Kazuhisa Hashimoto, the video game developer responsible for making video games a little easier on players of the 1980s, has died at age 79. (Some reports, however, place his age at 61.) The news comes from video game manufacturer Konami, which posted about his death on Twitter Wednesday morning.
Hashimoto created the “Konami Code,” a button-pressing sequence on the Nintendo Entertainment System controller, that granted users advantages in games like Contra. The sequence (up, up, down, down, left, right, left, right, B, A, start) was originally put in the 1986 NES port of the arcade game Gradius, because Hashimoto realized the difficulty level was high, and he wanted a way to make it easy to play through to check for bugs during testing. The code gave the user a full cache of weapons.

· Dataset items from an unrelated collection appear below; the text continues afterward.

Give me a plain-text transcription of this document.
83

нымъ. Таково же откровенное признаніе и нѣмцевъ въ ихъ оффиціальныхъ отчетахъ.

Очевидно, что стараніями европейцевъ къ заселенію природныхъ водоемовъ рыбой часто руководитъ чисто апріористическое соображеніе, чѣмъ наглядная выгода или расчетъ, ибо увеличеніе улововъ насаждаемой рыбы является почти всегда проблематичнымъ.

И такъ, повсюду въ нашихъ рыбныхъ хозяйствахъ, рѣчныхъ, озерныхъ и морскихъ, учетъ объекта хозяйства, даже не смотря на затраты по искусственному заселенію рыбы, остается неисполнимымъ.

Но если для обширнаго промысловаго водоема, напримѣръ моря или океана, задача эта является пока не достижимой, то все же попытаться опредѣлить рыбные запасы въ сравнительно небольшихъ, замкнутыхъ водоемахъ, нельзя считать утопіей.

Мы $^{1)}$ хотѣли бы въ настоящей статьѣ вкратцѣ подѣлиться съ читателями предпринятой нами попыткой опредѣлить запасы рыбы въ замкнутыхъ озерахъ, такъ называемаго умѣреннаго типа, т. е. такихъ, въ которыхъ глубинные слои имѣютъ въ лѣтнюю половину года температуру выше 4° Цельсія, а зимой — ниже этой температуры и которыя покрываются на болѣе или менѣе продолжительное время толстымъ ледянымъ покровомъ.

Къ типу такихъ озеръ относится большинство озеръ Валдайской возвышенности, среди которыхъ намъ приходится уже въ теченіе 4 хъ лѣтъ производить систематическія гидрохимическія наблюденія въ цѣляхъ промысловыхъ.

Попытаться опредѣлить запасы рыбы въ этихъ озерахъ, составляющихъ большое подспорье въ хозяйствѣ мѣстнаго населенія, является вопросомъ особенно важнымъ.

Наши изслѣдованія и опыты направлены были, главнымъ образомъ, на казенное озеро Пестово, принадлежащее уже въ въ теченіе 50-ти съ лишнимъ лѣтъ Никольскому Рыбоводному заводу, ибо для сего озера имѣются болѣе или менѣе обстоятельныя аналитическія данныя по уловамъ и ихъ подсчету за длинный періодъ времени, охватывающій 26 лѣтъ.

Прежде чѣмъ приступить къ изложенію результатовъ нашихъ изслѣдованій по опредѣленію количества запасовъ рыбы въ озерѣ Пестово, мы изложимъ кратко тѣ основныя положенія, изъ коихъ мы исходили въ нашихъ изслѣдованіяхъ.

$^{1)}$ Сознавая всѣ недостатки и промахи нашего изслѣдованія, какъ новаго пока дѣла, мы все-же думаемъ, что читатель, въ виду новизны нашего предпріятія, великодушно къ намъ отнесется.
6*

No one bothered to take the code out of the game when it shipped, and word eventually leaked that the sequence could make playing through it easier. The code subsequently showed up in other games, most notably 1988’s NES release of Contra, where it granted players 30 extra lives. Hashimoto said he used the sequence because it would be almost impossible to input it by accident while handling the controller.
Hashimoto joined Konami in the early 1980s and worked on circuit boards for coin-operated games. When he began developing games, like 1984’s Track and Field, he was prone to inserting Easter eggs. In Track and Field, a player tossing a javelin too high might discover they've hit a passing UFO.
The Konami Code has entered pop culture in a major way, appearing everywhere from other games to movies like 2012's Wreck-It Ralph.